Bank of Canada Governor Stephen Poloz has been highlighting the dangers of protectionism, and the country will probably get a taste this week as the US is expected to issue preliminary countervailing duties on softwood lumber.

Bank of Montreal said in a report that it expects duties in the range of 20% to 30%, with additional anti-dumping duties coming later in the year that could reach another 15%. And in a round-table interview with reporters, Poloz said the measures will probably have some impact on the nation’s economy, Bloomberg reported.

“It is an important business for Canada, it’s got a lot of employment in it and it’s geographically diverse,” said Poloz, who was speaking in Washington where he was attending meetings of the International Monetary Fund. “It matters.”
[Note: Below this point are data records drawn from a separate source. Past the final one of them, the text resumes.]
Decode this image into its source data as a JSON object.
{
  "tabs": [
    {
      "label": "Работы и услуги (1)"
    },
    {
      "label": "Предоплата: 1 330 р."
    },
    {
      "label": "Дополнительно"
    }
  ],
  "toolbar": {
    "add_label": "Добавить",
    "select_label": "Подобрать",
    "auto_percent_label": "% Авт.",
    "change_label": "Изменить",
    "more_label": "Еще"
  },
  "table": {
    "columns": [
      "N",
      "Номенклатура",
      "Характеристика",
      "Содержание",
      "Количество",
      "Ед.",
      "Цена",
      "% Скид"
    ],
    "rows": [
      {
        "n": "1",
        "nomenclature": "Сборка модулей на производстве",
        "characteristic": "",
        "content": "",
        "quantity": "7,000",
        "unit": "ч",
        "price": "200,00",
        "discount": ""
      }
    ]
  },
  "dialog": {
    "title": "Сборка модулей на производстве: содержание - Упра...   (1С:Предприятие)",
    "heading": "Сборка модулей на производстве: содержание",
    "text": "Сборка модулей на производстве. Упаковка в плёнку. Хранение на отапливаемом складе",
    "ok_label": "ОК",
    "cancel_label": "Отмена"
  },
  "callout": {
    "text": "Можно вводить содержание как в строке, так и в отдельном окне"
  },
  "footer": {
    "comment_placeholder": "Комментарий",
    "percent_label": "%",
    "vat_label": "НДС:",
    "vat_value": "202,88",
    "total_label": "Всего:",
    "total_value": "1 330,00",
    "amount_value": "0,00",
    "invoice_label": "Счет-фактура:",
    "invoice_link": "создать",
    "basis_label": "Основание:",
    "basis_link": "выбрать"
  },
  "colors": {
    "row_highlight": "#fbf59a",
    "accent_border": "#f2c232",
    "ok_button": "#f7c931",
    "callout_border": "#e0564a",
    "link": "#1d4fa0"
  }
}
The Bank of Canada has already added a “modest amount of negative judgment” into its forecasts, using a historical analysis of how countervailing duties affected lumber exports in the past, Poloz said.

Canada exported almost C$16 billion ($11.9 billion) worth of lumber in the year through February, levels not seen since 2006, as Canadian producers took advantage of unfettered access to the US market after the last softwood lumber pact between the two countries expired in October 2015.

The run-up in lumber sales gave a significant boost to Canada’s struggling export sector last year—providing about one quarter of the increase in the country’s non-energy exports.

When the US last imposed countervailing and anti-dumping duties on Canadian lumber in 2001, exports fell by about 12% over three years.

In the interview in Washington, Poloz touched on a number of issues—from Ontario’s housing measures to geopolitical risk.

Poloz said he’s happy Ontario took steps to slow Toronto’s housing market and expects they will make a “contribution”. He reiterated that he doesn’t think interest rates are the right tool for managing such a risk.

The Toronto housing market would probably have slowed regardless of any measures, since the price escalation would inevitably sap demand.

On business investment, he said while companies seem to be more prepared to spend, there’s no sign of the “expansionary investment” the bank is looking for. That sort of investment “as a macro phenomenon, it’s not really there”.

At a time when global economic data seems to be stronger than policy makers had been expecting, Poloz conceded the long period of serial disappointment could be producing more cautious economic forecasts.